Hospital mergers are an ongoing trend. The 2017 total of 115, topped 2016's 102, according to an analysis released by management consulting and software provider, Kaufman, Hall & Associates.
“Providers are seeking partners for a number of reasons,” Anu Singh, managing director of Kaufman Hall, told HCB News in October, 2017
. “One is to achieve economies necessary to lower total costs in the face of downward payment pressure. Another is to find partners with complementary capabilities necessary for a health care environment focused on managing population health across the continuum of care. In addition, partnerships can help with the intellectual and financial capital needed to develop innovative approaches to care, particularly outside the acute care core.”
But hospital mergers slowed in 2018, according to the research group. It reported that there had been a total of 90 announced deals and that it had found:
– The size of transacting parties continues to grow. The average size in revenue of sellers (defined as the smaller of two organizations in a transaction) has grown at a compound annual growth rate (CAGR) of 13.8 percent since 2008, reaching $409 million in 2018. This is the highest figure seen since Kaufman Hall began tracking this metric in 2008.
– The big are getting bigger. Seven transactions announced in 2018 involved sellers with net revenues of $1 billion or greater.
– The percentage of announced transactions involving financially distressed sellers continues to decline, down to 20 percent in 2018 from 21 percent in 2017.
– Not-for-profit systems remain active as acquirers. A not-for-profit system was the acquirer in 75 percent of transactions in 2018, tracking closely with the numbers from 2015 and 2016 (75 percent) and 2017 (76 percent). In 23 percent of deals, a not-for-profit acquired a for-profit, up from 16 percent in 2017.

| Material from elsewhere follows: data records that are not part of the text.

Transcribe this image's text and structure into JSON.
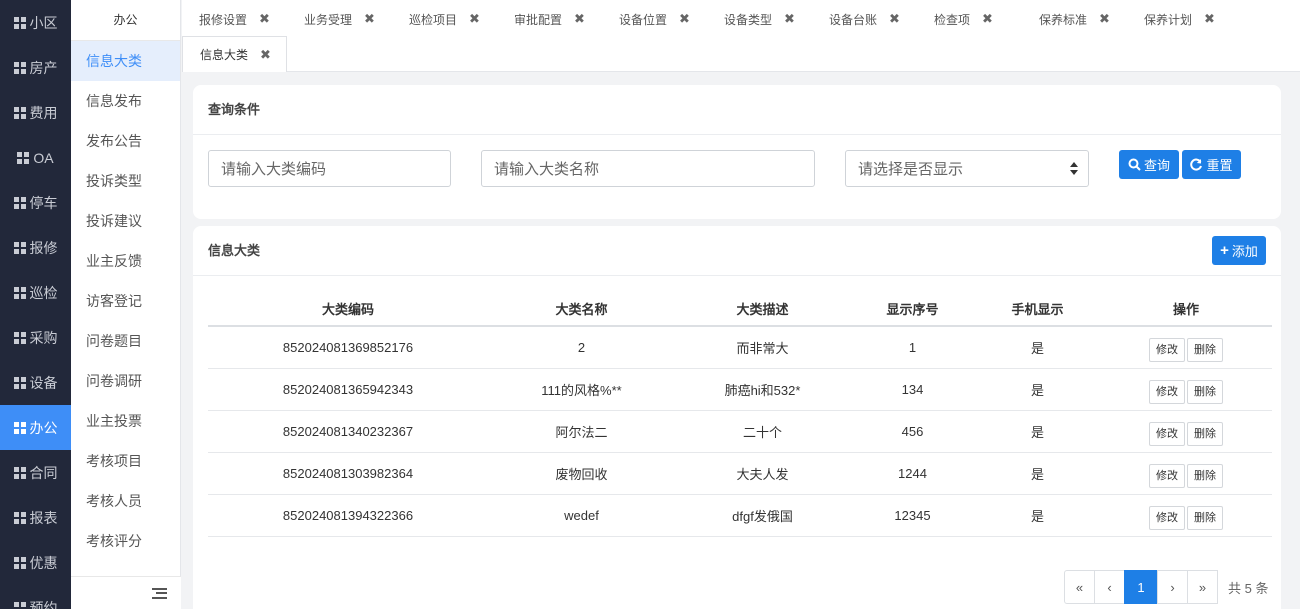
{
  "leftnav": [
    {
      "label": "小区",
      "active": false
    },
    {
      "label": "房产",
      "active": false
    },
    {
      "label": "费用",
      "active": false
    },
    {
      "label": "OA",
      "active": false
    },
    {
      "label": "停车",
      "active": false
    },
    {
      "label": "报修",
      "active": false
    },
    {
      "label": "巡检",
      "active": false
    },
    {
      "label": "采购",
      "active": false
    },
    {
      "label": "设备",
      "active": false
    },
    {
      "label": "办公",
      "active": true
    },
    {
      "label": "合同",
      "active": false
    },
    {
      "label": "报表",
      "active": false
    },
    {
      "label": "优惠",
      "active": false
    },
    {
      "label": "预约",
      "active": false
    }
  ],
  "submenu": {
    "title": "办公",
    "items": [
      "信息大类",
      "信息发布",
      "发布公告",
      "投诉类型",
      "投诉建议",
      "业主反馈",
      "访客登记",
      "问卷题目",
      "问卷调研",
      "业主投票",
      "考核项目",
      "考核人员",
      "考核评分"
    ],
    "active_index": 0
  },
  "tabs": {
    "row1": [
      "报修设置",
      "业务受理",
      "巡检项目",
      "审批配置",
      "设备位置",
      "设备类型",
      "设备台账",
      "检查项",
      "保养标准",
      "保养计划"
    ],
    "active": "信息大类",
    "close_glyph": "✖"
  },
  "query": {
    "title": "查询条件",
    "code_placeholder": "请输入大类编码",
    "name_placeholder": "请输入大类名称",
    "show_placeholder": "请选择是否显示",
    "search_label": "查询",
    "reset_label": "重置"
  },
  "list": {
    "title": "信息大类",
    "add_label": "添加",
    "columns": [
      "大类编码",
      "大类名称",
      "大类描述",
      "显示序号",
      "手机显示",
      "操作"
    ],
    "rows": [
      {
        "code": "852024081369852176",
        "name": "2",
        "desc": "而非常大",
        "seq": "1",
        "mobile": "是"
      },
      {
        "code": "852024081365942343",
        "name": "111的风格%**",
        "desc": "肺癌hi和532*",
        "seq": "134",
        "mobile": "是"
      },
      {
        "code": "852024081340232367",
        "name": "阿尔法二",
        "desc": "二十个",
        "seq": "456",
        "mobile": "是"
      },
      {
        "code": "852024081303982364",
        "name": "废物回收",
        "desc": "大夫人发",
        "seq": "1244",
        "mobile": "是"
      },
      {
        "code": "852024081394322366",
        "name": "wedef",
        "desc": "dfgf发俄国",
        "seq": "12345",
        "mobile": "是"
      }
    ],
    "edit_label": "修改",
    "delete_label": "删除"
  },
  "pager": {
    "first": "«",
    "prev": "‹",
    "current": "1",
    "next": "›",
    "last": "»",
    "total_text": "共 5 条"
  },
  "colors": {
    "nav_bg": "#22283a",
    "accent": "#3e8ef7",
    "button": "#1e7fe6"
  }
}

– Consolidation in some states is moving faster than in others. Texas, with eight deals, saw the most transactions in 2018, followed by Florida (seven deals), Pennsylvania (six deals), and Louisiana and Tennessee (five deals each) .
– Texas and Florida led the way in terms of transacted revenue for announced deals in 2018. But distribution of revenue across deals differed significantly between the states. Transacted revenue in Texas is anchored largely by Baylor, Scott & White Health and Memorial Hermann Health System's planned merger. In Florida, transacted revenue is more evenly distributed across several deals, including those involving Boca Raton Regional Hospital, Martin Health System, and Health First.
– Sixteen states saw no announced transactions in 2018. These include states that in recent years have seen relatively high volumes of transactions (for example, Kentucky, with five transactions in 2017) or large deals (for example, Massachusetts, with one deal representing $5 billion in combined revenue announced in 2017).
Perhaps its key takeaway for hospitals, according to Ken Kaufman
, chair of Kaufman Hall, is that, “hospitals used to compete with the hospital across town for inpatient business. Today, hospitals are struggling to hold onto large chunks of their outpatient business in the face of a new set of competitors that have scale and technological knowledge never before seen in healthcare.”